As used herein in the specification and claims, the phrase "at least one" in reference to one or more lists of elements should be construed to mean at least one element selected from any one or more of the elements in the list of elements, but not necessarily including at least one of each and every element specifically listed within the list of elements, and not excluding any combinations of elements in the list of elements. This definition also allows that elements may optionally be present other than the elements specifically identified within the list of elements to which the phrase "at least one" refers, whether related or unrelated to those elements specifically identified.

It will also be understood that, unless explicitly indicated to the contrary, in any methods claimed herein that include more than one step or action, the order of the steps or actions of the method is not necessarily limited to the order in which the steps or actions of the method are recited.

In the claims, as well as in the specification above, all transitional phrases such as "comprising," including, "" carrying, "" having, "" containing, "" involving, "" holding, "" consisting of … and the like are to be understood to be open-ended, i.e., to mean including but not limited to. The transition phrases "consisting of …" and "consisting essentially of …" alone should be closed or semi-closed transition phrases, respectively.

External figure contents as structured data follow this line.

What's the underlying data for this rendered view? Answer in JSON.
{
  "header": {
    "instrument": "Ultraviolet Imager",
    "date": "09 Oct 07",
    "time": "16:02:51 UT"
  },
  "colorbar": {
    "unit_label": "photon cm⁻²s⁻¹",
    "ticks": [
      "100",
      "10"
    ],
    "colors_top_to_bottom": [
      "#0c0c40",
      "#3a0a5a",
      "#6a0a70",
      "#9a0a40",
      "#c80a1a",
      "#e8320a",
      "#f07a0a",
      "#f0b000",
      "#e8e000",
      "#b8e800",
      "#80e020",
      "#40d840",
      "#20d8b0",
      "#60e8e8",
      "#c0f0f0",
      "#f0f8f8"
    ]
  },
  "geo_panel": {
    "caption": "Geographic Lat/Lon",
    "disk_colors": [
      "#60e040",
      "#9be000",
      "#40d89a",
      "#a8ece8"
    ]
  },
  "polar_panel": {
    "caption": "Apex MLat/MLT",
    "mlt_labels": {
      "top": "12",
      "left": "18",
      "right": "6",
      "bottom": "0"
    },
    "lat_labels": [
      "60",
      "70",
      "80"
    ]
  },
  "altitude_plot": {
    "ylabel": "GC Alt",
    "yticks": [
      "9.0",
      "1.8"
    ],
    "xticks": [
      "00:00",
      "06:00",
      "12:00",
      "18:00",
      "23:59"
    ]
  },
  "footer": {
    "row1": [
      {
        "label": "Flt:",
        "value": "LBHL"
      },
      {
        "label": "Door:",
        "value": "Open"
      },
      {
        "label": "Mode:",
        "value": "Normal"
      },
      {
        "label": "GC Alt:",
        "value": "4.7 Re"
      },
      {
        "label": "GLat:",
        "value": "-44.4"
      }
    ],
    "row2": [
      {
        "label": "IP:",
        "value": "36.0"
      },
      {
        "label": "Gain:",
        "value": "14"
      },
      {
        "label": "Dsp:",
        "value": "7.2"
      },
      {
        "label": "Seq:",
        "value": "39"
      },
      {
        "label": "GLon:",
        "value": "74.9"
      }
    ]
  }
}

While several inventive embodiments have been described and illustrated herein, those of ordinary skill in the art will readily envision a variety of other means and/or structures for performing the function and/or obtaining the results and/or one or more of the advantages described herein, and each of such variations and/or modifications is deemed to be within the scope of the inventive embodiments described herein. More generally, those skilled in the art will readily appreciate that all parameters, dimensions, materials, and configurations described herein are meant to be exemplary and that the actual parameters, dimensions, materials, and/or configurations will depend upon the specific application or applications for which the inventive teachings is/are used. Those skilled in the art will recognize, or be able to ascertain using no more than routine experimentation, many equivalents to the specific inventive embodiments described herein. It is, therefore, to be understood that the foregoing embodiments are presented by way of example only and that, within the scope of the appended claims and equivalents thereto, the inventive embodiments may be practiced otherwise than as specifically described and claimed. Inventive embodiments of the present disclosure are directed to each individual feature, system, article, material, kit, and/or method described herein. In addition, any combination of two or more such features, systems, articles, materials, kits, and/or methods, if such features, systems, articles, materials, kits, and/or methods are not mutually inconsistent, is included within the inventive scope of the present disclosure.